I thought to myself that Barbados does not stand a chance of successfully competing in the tourism industry if something is not done and fast. Even the street bum was mannerly and I also noticed that they did not go up and touch people like here on Broad Street, where it is common to see some actually touching tourists and begging for money. It is a disgrace to see this display of bad manners on our part.

Another thing that I noticed was that the good manners seemed genuine and not rehearsed like what occurs here. It is common to enter a department store here and be greeted by a customer service individual who can only say good morning but if you enquire about the item they cannot provide any service.

However, in New Orleans, I observed customer service individuals going out of their way to assist and unlike us they did not appear to have one price for the tourists and another for the locals.

For instance, for some time now I was checking out the pricing policy for taxis at the Grantley Adams International Airport. The price suggests that a taxi from the airport to St. George Parish Church is around $46 certainly not $50. So I decided to try this out, and low and behold the man said that that price was for one person but if travelling with others it goes up to as much as $63, even though my party (three individuals) was going to the same destination. Is this what we are calling good customer service and Barbadian hospitality?

Another thing, the sign inside the airport facility says that “red caps” (baggage carriers) are to be paid about BDS $2 per bag and yet we overheard one demanding up US $5 for each bag. This is ridiculous and such behaviour needs to be addressed.

I know that I will get some slack for this but that “red cap” hindrance needs to be removed, it is certainly not helping our already failing tourism industry. We are going to be left behind by leaps and bounds if we continue to be complacent.

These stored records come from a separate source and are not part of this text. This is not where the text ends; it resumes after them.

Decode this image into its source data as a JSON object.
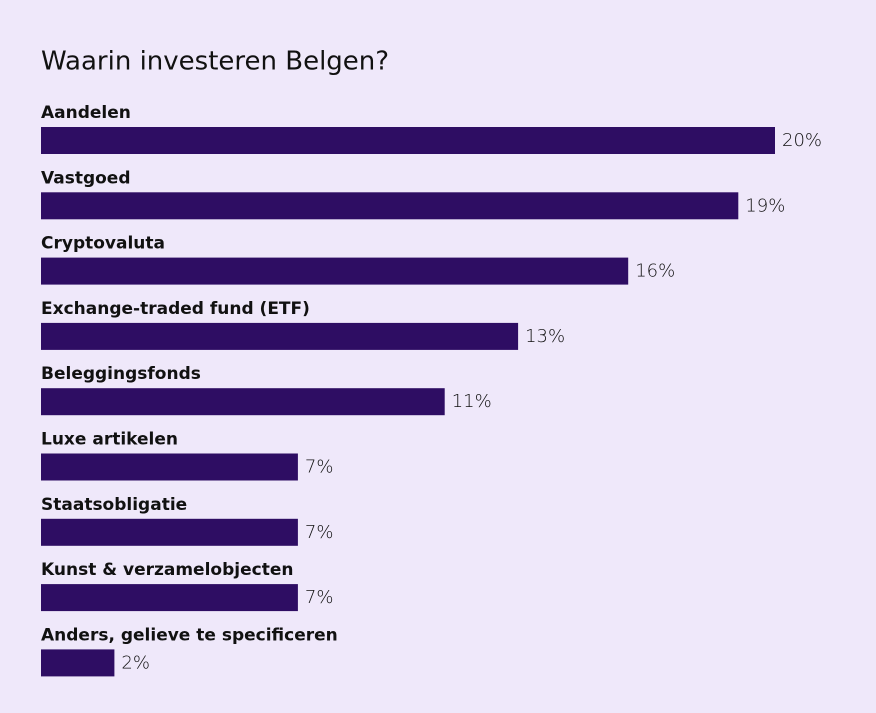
{
  "chart_data": {
    "type": "bar",
    "orientation": "horizontal",
    "title": "Waarin investeren Belgen?",
    "categories": [
      "Aandelen",
      "Vastgoed",
      "Cryptovaluta",
      "Exchange-traded fund (ETF)",
      "Beleggingsfonds",
      "Luxe artikelen",
      "Staatsobligatie",
      "Kunst & verzamelobjecten",
      "Anders, gelieve te specificeren"
    ],
    "values": [
      20,
      19,
      16,
      13,
      11,
      7,
      7,
      7,
      2
    ],
    "value_labels": [
      "20%",
      "19%",
      "16%",
      "13%",
      "11%",
      "7%",
      "7%",
      "7%",
      "2%"
    ],
    "color": "#2e0d63"
  }
}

Another thing I observed when we arrived at the airport in New Orleans, was the easy, courteous manner with which we were given help. I had thought for sure that we would be on our own as soon as we left the confines of the airport facility. This was not so. There was a counter situated just outside the exit where a lady greeted us and proceeded to talk to us thus easily finding out our destination.

That was not all. When she saw that I was struggling with my luggage, she provided a simple solution on how to “piggy back” my luggage and this was not given in a sarcastic manner — imagine my shock.

Information was then provided about a shuttle service and the quotes were for the length of the journey and not the number of people on the journey and these quotes were posted on a notice board in the airport and on the shuttle. Let me explain, if our party was staying at a hotel on Bourbon Street and the quote says, ‘Airport to Bourbon Street $50’ it did not change to $60 when we approached the vehicle. Further, if another party was travelling to the same street they would pay the same thing.

It is amazing how unethical behaviour has crept into our business dealings and has now become the status quo. This is not good for the industry that we are placing so must weight on to get us out of the recession. Actually, it is this type of behaviour that will ensure we remain in it.

Street crossings in New Orleans were a bit confusing since when one side was showing walk the other side did not, but do not despair most motorists waited and at times would even call pedestrians across when they noticed their hesitation. The drivers on the street trams were just as helpful and should you go in the wrong direction that is not problem you can purchase a ticket for the entire day and just be driven around.

I just experienced shock after shock. Their helpful manner reminded me of how bus inspectors would help elderly people to the correct bus in the bus stand when I was going to school. It also reminded me of how one could place a stranger in a bus in Barbados and be assured that when asked, the driver would ensure that the individual arrived at their destination safely.

As my grandmother would say “you could ask a question”. However it is not so nowadays, unless you want to lose your head with the snap that will ensue. It is little things like these tourists will notice and take back with them, not only the artificial manner with which we treat them but the ill-mannered way we treat each other.